本章,我就对ZoneAwareLoadBalancer和其它Ribbon核心组件进行分析,看看它们是如何与Eureka整合在一起,最终完成客户端负载均衡功能的。
本章核心内容我用下面这张图来表述:
一、负载均衡器构造
默认负载均衡器是ZoneAwareLoadBalancer,它在构造时,会注入其它Ribbon核心组件(其实是把组件注入到父类的属性中):
// ZoneAwareLoadBalancer.java
public class ZoneAwareLoadBalancer<T extends Server> extends DynamicServerListLoadBalancer<T> {
public ZoneAwareLoadBalancer(IClientConfig clientConfig, IRule rule,
IPing ping, ServerList<T> serverList, ServerListFilter<T> filter,
ServerListUpdater serverListUpdater) {
super(clientConfig, rule, ping, serverList, filter, serverListUpdater);
}
}
这些Ribbon核心组件是在Spring Cloud应用启动时,通过自动装配机制就创建并注入到Spring容器中了,可以参考前面的《Ribbon初始化流程》章节。
1.1 DynamicServerListLoadBalancer
DynamicServerListLoadBalancer是ZoneAwareLoadBalancer的父类,内部又调用了父类BaseLoadBalancer的构造器:
// DynamicServerListLoadBalancer.java
public class DynamicServerListLoadBalancer<T extends Server> extends BaseLoadBalancer {
public DynamicServerListLoadBalancer(IClientConfig clientConfig, IRule rule, IPing ping,
ServerList<T> serverList, ServerListFilter<T> filter,
ServerListUpdater serverListUpdater) {
super(clientConfig, rule, ping);
this.serverListImpl = serverList;
this.filter = filter;
this.serverListUpdater = serverListUpdater;
if (filter instanceof AbstractServerListFilter) {
((AbstractServerListFilter) filter).setLoadBalancerStats(getLoadBalancerStats());
}
restOfInit(clientConfig);
}
}
我们看下restOfInit方法,这个方法的核心是内部的enableAndInitLearnNewServersFeature()和updateListOfServers()这两个方法:
// DynamicServerListLoadBalancer.java
void restOfInit(IClientConfig clientConfig) {
boolean primeConnection = this.isEnablePrimingConnections();
// turn this off to avoid duplicated asynchronous priming done in BaseLoadBalancer.setServerList()

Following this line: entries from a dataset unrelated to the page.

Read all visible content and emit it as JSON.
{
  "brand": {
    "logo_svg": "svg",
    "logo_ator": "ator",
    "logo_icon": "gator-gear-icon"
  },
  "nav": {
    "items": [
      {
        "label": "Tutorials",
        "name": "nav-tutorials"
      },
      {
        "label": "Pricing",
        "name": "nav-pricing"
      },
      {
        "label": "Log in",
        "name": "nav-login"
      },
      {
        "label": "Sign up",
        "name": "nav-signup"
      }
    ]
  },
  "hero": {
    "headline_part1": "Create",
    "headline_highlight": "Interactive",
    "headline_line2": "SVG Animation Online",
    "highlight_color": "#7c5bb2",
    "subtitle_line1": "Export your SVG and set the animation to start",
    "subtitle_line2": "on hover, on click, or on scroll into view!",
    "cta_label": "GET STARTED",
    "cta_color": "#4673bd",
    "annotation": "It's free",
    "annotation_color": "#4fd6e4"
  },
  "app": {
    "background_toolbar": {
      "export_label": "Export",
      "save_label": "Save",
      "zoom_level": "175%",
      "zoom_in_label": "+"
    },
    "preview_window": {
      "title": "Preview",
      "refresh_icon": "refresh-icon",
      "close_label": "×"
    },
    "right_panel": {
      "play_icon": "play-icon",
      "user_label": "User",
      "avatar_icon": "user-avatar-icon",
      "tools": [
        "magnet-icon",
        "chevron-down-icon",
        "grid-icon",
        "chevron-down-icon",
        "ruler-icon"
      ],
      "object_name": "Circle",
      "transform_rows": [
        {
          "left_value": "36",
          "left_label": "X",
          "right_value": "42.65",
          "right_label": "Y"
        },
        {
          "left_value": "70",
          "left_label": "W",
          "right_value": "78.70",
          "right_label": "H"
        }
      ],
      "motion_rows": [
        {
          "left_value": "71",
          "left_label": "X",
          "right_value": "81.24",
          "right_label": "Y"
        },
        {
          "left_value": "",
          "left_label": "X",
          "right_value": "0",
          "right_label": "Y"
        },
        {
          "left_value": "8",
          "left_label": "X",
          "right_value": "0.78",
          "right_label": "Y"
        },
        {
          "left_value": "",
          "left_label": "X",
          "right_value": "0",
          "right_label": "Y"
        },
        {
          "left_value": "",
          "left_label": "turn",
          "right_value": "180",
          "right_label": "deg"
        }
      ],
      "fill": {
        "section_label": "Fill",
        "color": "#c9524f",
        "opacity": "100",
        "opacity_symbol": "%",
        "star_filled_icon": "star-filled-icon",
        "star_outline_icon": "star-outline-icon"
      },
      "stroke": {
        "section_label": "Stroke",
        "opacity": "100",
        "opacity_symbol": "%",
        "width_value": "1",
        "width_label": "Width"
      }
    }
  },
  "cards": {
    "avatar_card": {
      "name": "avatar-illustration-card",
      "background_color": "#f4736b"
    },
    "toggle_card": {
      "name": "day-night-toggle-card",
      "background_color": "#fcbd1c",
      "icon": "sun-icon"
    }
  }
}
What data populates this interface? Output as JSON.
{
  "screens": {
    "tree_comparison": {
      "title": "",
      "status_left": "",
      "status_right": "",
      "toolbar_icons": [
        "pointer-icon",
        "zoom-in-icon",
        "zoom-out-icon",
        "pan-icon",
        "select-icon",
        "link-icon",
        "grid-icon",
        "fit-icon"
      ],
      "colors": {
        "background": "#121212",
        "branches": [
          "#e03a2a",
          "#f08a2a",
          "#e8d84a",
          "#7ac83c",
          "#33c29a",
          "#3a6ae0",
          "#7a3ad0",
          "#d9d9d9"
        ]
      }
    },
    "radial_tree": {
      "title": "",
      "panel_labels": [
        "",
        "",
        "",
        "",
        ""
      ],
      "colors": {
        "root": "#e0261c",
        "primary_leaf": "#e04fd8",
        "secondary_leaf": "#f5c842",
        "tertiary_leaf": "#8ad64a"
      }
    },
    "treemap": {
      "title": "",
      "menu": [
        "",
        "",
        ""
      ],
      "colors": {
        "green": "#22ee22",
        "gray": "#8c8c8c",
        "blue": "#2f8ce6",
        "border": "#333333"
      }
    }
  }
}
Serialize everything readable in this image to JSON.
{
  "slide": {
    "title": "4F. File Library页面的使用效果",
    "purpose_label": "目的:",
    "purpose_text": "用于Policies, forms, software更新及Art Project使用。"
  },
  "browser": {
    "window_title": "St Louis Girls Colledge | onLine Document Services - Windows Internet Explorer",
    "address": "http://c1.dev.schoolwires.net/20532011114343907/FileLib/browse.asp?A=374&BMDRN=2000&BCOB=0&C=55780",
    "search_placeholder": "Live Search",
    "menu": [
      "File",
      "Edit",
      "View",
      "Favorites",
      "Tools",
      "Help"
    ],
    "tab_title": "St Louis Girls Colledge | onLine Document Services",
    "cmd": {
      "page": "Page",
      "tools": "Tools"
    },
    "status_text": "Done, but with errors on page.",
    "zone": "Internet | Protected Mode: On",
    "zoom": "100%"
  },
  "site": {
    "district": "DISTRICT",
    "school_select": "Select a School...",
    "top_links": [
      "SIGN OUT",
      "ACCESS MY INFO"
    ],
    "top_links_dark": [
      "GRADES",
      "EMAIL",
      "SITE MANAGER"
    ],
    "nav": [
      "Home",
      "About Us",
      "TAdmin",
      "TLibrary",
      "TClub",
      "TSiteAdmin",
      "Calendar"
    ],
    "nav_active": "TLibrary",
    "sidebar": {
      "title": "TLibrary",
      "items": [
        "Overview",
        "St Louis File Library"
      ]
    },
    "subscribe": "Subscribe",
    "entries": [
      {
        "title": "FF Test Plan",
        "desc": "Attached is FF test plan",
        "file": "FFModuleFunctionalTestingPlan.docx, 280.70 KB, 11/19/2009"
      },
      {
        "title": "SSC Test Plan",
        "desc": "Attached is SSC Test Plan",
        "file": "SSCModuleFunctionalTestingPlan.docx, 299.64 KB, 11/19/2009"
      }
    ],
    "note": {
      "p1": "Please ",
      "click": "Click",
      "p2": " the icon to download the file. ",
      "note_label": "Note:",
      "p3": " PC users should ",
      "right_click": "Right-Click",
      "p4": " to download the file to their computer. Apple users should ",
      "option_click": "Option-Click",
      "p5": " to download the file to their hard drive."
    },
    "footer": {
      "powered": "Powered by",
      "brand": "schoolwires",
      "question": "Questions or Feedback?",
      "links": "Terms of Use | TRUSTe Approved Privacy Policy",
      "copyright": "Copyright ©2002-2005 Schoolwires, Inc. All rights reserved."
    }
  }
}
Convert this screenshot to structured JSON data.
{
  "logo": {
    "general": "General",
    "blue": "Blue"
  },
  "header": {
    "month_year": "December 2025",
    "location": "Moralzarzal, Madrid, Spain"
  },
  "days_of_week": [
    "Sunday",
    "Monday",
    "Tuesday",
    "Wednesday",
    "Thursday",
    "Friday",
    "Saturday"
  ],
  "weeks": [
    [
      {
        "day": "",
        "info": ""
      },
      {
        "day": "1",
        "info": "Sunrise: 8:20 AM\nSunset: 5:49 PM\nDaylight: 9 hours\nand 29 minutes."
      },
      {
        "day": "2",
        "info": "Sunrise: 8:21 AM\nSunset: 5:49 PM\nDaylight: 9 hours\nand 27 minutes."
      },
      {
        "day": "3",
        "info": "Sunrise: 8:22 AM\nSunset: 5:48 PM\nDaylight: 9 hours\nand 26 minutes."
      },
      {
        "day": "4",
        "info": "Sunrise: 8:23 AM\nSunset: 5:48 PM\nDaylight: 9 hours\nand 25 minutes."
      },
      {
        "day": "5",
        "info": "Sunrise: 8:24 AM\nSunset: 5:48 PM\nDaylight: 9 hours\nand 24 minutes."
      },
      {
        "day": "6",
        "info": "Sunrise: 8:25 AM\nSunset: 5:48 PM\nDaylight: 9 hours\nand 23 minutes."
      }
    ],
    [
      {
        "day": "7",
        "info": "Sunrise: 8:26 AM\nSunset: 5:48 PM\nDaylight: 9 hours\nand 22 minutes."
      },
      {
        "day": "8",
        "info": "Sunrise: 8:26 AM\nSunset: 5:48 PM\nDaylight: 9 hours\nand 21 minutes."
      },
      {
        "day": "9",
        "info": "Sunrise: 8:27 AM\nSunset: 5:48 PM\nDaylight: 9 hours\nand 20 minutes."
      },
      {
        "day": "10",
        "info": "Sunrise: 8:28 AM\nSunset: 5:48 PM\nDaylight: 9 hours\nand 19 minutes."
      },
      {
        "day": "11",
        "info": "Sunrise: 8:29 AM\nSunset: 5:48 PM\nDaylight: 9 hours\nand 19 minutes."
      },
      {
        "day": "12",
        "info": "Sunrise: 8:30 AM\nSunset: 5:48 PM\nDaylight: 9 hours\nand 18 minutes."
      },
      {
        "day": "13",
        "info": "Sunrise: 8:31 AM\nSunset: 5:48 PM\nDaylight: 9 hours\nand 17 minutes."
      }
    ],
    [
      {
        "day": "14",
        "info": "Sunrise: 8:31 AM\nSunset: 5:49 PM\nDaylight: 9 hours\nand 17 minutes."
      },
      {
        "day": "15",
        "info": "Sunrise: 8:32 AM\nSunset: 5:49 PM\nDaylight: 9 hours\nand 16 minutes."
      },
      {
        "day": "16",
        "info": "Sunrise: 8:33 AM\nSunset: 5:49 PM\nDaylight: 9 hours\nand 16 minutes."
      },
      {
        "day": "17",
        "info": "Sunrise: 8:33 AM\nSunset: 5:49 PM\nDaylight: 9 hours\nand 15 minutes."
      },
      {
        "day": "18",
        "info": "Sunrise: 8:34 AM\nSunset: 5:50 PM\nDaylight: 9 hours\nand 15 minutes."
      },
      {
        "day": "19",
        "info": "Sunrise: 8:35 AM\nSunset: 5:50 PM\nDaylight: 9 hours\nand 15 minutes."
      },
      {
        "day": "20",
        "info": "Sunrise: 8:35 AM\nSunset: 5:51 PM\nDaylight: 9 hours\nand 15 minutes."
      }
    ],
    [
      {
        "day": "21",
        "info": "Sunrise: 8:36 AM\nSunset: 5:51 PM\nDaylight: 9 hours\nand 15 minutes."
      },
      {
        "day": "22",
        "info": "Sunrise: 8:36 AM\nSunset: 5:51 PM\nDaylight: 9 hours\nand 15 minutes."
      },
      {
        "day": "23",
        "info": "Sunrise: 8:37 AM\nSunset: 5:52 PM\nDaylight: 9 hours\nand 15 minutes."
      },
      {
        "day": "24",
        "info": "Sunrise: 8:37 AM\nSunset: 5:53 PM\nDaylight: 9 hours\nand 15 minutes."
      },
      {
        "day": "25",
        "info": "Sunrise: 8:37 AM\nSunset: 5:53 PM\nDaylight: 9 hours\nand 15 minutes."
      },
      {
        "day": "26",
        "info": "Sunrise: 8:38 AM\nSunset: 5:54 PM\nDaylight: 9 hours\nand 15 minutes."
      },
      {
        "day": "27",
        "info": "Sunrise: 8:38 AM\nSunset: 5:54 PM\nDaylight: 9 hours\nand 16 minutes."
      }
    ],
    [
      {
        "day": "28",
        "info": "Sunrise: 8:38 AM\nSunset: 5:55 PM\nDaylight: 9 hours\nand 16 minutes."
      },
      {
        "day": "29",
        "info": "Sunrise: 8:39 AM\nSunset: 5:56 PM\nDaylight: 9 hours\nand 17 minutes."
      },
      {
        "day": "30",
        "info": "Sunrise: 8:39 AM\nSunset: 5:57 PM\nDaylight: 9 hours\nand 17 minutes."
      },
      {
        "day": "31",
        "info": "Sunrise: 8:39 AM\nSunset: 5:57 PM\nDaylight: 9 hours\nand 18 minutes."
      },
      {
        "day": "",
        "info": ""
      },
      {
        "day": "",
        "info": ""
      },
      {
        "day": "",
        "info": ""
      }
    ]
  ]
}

this.setEnablePrimingConnections(false);
// 初始化Server列表
enableAndInitLearnNewServersFeature();
// 更新Sever列表
updateListOfServers();
if (primeConnection && this.getPrimeConnections() != null) {
this.getPrimeConnections()
.primeConnections(getReachableServers());
}
this.setEnablePrimingConnections(primeConnection);
LOGGER.info("DynamicServerListLoadBalancer for client {} initialized: {}", clientConfig.getClientName(), this.toString());
}
enableAndInitLearnNewServersFeature
该方法的作用是启动一个定时任务,延时1s后,每隔30s进行一次Server List的更新:
// DynamicServerListLoadBalancer.java
protected final ServerListUpdater.UpdateAction updateAction = new ServerListUpdater.UpdateAction() {
@Override
public void doUpdate() {
// 调用该方法更新Server List
updateListOfServers();
}
};
public void enableAndInitLearnNewServersFeature() {
LOGGER.info("Using serverListUpdater {}", serverListUpdater.getClass().getSimpleName());
// 利用Ribbon组件ServerListUpdater更新Server,默认为com.netflix.loadbalancer.PollingServerListUpdater
serverListUpdater.start(updateAction);
}
// PollingServerListUpdater.java
public synchronized void start(final UpdateAction updateAction) {
if (isActive.compareAndSet(false, true)) {
final Runnable wrapperRunnable = new Runnable() {
@Override
public void run() {
if (!isActive.get()) {
if (scheduledFuture != null) {
scheduledFuture.cancel(true);
}
return;
}
try {
updateAction.doUpdate();
lastUpdated = System.currentTimeMillis();
} catch (Exception e) {
logger.warn("Failed one update cycle", e);
}
}
};
scheduledFuture = getRefreshExecutor().scheduleWithFixedDelay(
wrapperRunnable,
initialDelayMs, // 1s
refreshIntervalMs, // 30s
TimeUnit.MILLISECONDS
);
} else {
logger.info("Already active, no-op");
}
}
updateListOfServers
再来看下具体是如何更新Server List的,本质是调用了DiscoveryEnabledNIWSServerList.getUpdatedListOfServers():
public void updateListOfServers() {
List<T> servers = new ArrayList<T>();
// serverListImpl就是ServerList,默认为com.netflix.niws.loadbalancer.DiscoveryEnabledNIWSServerList
if (serverListImpl != null) {
// 这里执行真正的获取Server List的操作
servers = serverListImpl.getUpdatedListOfServers();
LOGGER.debug("List of Servers for {} obtained from Discovery client: {}",
getIdentifier(), servers);
// 对获取到的Server进行过滤
if (filter != null) {
servers = filter.getFilteredListOfServers(servers);
LOGGER.debug("Filtered List of Servers for {} obtained from Discovery client: {}",
getIdentifier(), servers);
}
}
updateAllServerList(servers);
}
我在Ribbon客户端配置原理一章中已经讲过,如果与Eureka结合使用,那么默认的ServerList就是
com.netflix.niws.loadbalancer.DiscoveryEnabledNIWSServerList。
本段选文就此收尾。